Politiques documentaires jeunesse : quelles réalités aujourd’hui ?


Mise à jour le 14 décembre 2012
   

Journée d’étude, Mérignac, 7 février 2011

Cette journée proposée par l'ABF (commission jeunesse) en collaboration avec Médiaquitaine et le groupe ABF Aquitaine avait pour objectif de donner aux bibliothécaires jeunesse l’occasion de réfléchir à leur spécificité tout en s’intégrant dans un travail transversal et une problématique de réseau.


Une histoire des bibliothèques jeunesse

Olivier PIFFAULT, du Centre national de littérature pour la jeunesse / Joie par les livres à la BNF est intervenu en dressant un panorama historique des bibliothèques jeunesse. 

L’histoire des bibliothèques jeunesse de prêt ne commence qu’avec l’apparition relativement récente de la littérature de jeunesse. Elle connaît en effet ses prémices au XVIIIe siècle avec l’apparition de l’œuvre littéraire de Jeanne-Marie Leprince de Beaumont « Magasin des enfants » dont  la vocation première est l’éducation morale et religieuse.

Au 19ème se créent les les bibliothèques populaires dans le but d’éduquer les masses. La lecture adulte est dissociée de celle des enfants, lesquels n'auront accès qu'à des des fictions via un catalogue. Le bibliothécaire dirige alors la lecture de jeunesse.
Quant aux bibliothèques scolaires, elles font leur apparition en 1860 lorsque le Ministre de l’Instruction publique publie une circulaire demandant à toutes les écoles de faire l’acquisition d’une armoire-bibliothèques proposant des livres sélectionnés parmi une liste de 30 et 500 livres. L'objectif : alphabétiser les enfants et les parents.
Les bibliothèques paroissiales, elles, jouent très tôt un rôle important dans le développement du prêt de livres jeunesse, en éduquant en masse les ouvriers et en contrôlant des dépôts.

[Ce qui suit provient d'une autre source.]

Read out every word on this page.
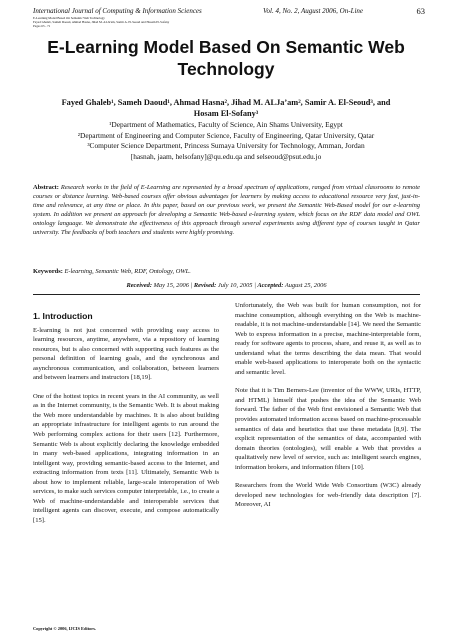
International Journal of Computing & Information Sciences	Vol. 4, No. 2, August 2006, On-Line	63
E-Learning Model Based On Semantic Web Technology
Fayed Ghaleb, Sameh Daoud, Ahmad Hasna, Jihad M. ALJa'am, Samir A. El-Seoud and Hosam El-Sofany
Pages 63 - 71
E-Learning Model Based On Semantic Web
Technology
Fayed Ghaleb¹, Sameh Daoud¹, Ahmad Hasna², Jihad M. ALJa’am², Samir A. El-Seoud³, and
Hosam El-Sofany³
¹Department of Mathematics, Faculty of Science, Ain Shams University, Egypt
²Department of Engineering and Computer Science, Faculty of Engineering, Qatar University, Qatar
³Computer Science Department, Princess Sumaya University for Technology, Amman, Jordan
[hasnah, jaam, helsofany]@qu.edu.qa and selseoud@psut.edu.jo
Abstract: Research works in the field of E-Learning are represented by a broad spectrum of applications, ranged from virtual classrooms to remote courses or distance learning. Web-based courses offer obvious advantages for learners by making access to educational resource very fast, just-in-time and relevance, at any time or place. In this paper, based on our previous work, we present the Semantic Web-Based model for our e-learning system. In addition we present an approach for developing a Semantic Web-based e-learning system, which focus on the RDF data model and OWL ontology language. We demonstrate the effectiveness of this approach through several experiments using different type of courses taught in Qatar university. The feedbacks of both teachers and students were highly promising.
Keywords: E-learning, Semantic Web, RDF, Ontology, OWL.
Received: May 15, 2006 | Revised: July 10, 2005 | Accepted: August 25, 2006
1. Introduction

E-learning is not just concerned with providing easy access to learning resources, anytime, anywhere, via a repository of learning resources, but is also concerned with supporting such features as the personal definition of learning goals, and the synchronous and asynchronous communication, and collaboration, between learners and between learners and instructors [18,19].

One of the hottest topics in recent years in the AI community, as well as in the Internet community, is the Semantic Web. It is about making the Web more understandable by machines. It is also about building an appropriate infrastructure for intelligent agents to run around the Web performing complex actions for their users [12]. Furthermore, Semantic Web is about explicitly declaring the knowledge embedded in many web-based applications, integrating information in an intelligent way, providing semantic-based access to the Internet, and extracting information from texts [11]. Ultimately, Semantic Web is about how to implement reliable, large-scale interoperation of Web services, to make such services computer interpretable, i.e., to create a Web of machine-understandable and interoperable services that intelligent agents can discover, execute, and compose automatically [15].

Unfortunately, the Web was built for human consumption, not for machine consumption, although everything on the Web is machine-readable, it is not machine-understandable [14]. We need the Semantic Web to express information in a precise, machine-interpretable form, ready for software agents to process, share, and reuse it, as well as to understand what the terms describing the data mean. That would enable web-based applications to interoperate both on the syntactic and semantic level.

Note that it is Tim Berners-Lee (inventor of the WWW, URIs, HTTP, and HTML) himself that pushes the idea of the Semantic Web forward. The father of the Web first envisioned a Semantic Web that provides automated information access based on machine-processable semantics of data and heuristics that use these metadata [8,9]. The explicit representation of the semantics of data, accompanied with domain theories (ontologies), will enable a Web that provides a qualitatively new level of service, such as: intelligent search engines, information brokers, and information filters [10].

Researchers from the World Wide Web Consortium (W3C) already developed new technologies for web-friendly data description [7]. Moreover, AI

Copyright © 2006, IJCIS Editors.
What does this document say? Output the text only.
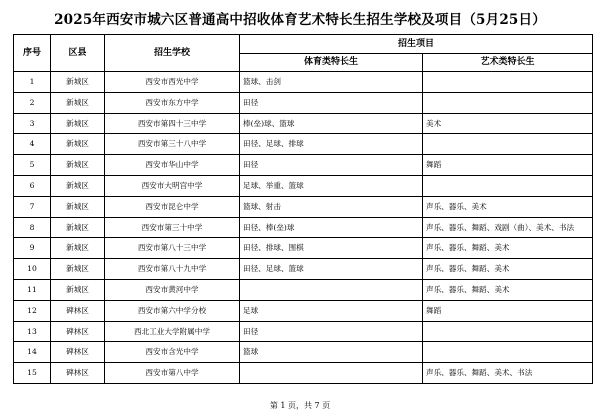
2025年西安市城六区普通高中招收体育艺术特长生招生学校及项目（5月25日）
序号	区县	招生学校	招生项目	
			体育类特长生	艺术类特长生
1	新城区	西安市西光中学	篮球、击剑	
2	新城区	西安市东方中学	田径	
3	新城区	西安市第四十三中学	棒(垒)球、篮球	美术
4	新城区	西安市第三十八中学	田径、足球、排球	
5	新城区	西安市华山中学	田径	舞蹈
6	新城区	西安市大明宫中学	足球、举重、篮球	
7	新城区	西安市昆仑中学	篮球、射击	声乐、器乐、美术
8	新城区	西安市第三十中学	田径、棒(垒)球	声乐、器乐、舞蹈、戏剧（曲）、美术、书法
9	新城区	西安市第八十三中学	田径、排球、围棋	声乐、器乐、舞蹈、美术
10	新城区	西安市第八十九中学	田径、足球、篮球	声乐、器乐、舞蹈、美术
11	新城区	西安市黄河中学		声乐、器乐、舞蹈、美术
12	碑林区	西安市第六中学分校	足球	舞蹈
13	碑林区	西北工业大学附属中学	田径	
14	碑林区	西安市含光中学	篮球	
15	碑林区	西安市第八中学		声乐、器乐、舞蹈、美术、书法
第 1 页，共 7 页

Le fonds de ces bibliothèques se veut attrayant et n’est composé que d’un tiers d’ouvrages religieux. Ainsi, il est recommandé : « Ne faites pas bailler un adolescent sur un livre catholique ». D’autres idées bibliothéconomiques novatrices sont mises en place comme le concept de bibliothèque circulante qui s’apparente à celui du bibliobus. Ces bibliothèques sont devenues « Les bibliothèques pour tous ».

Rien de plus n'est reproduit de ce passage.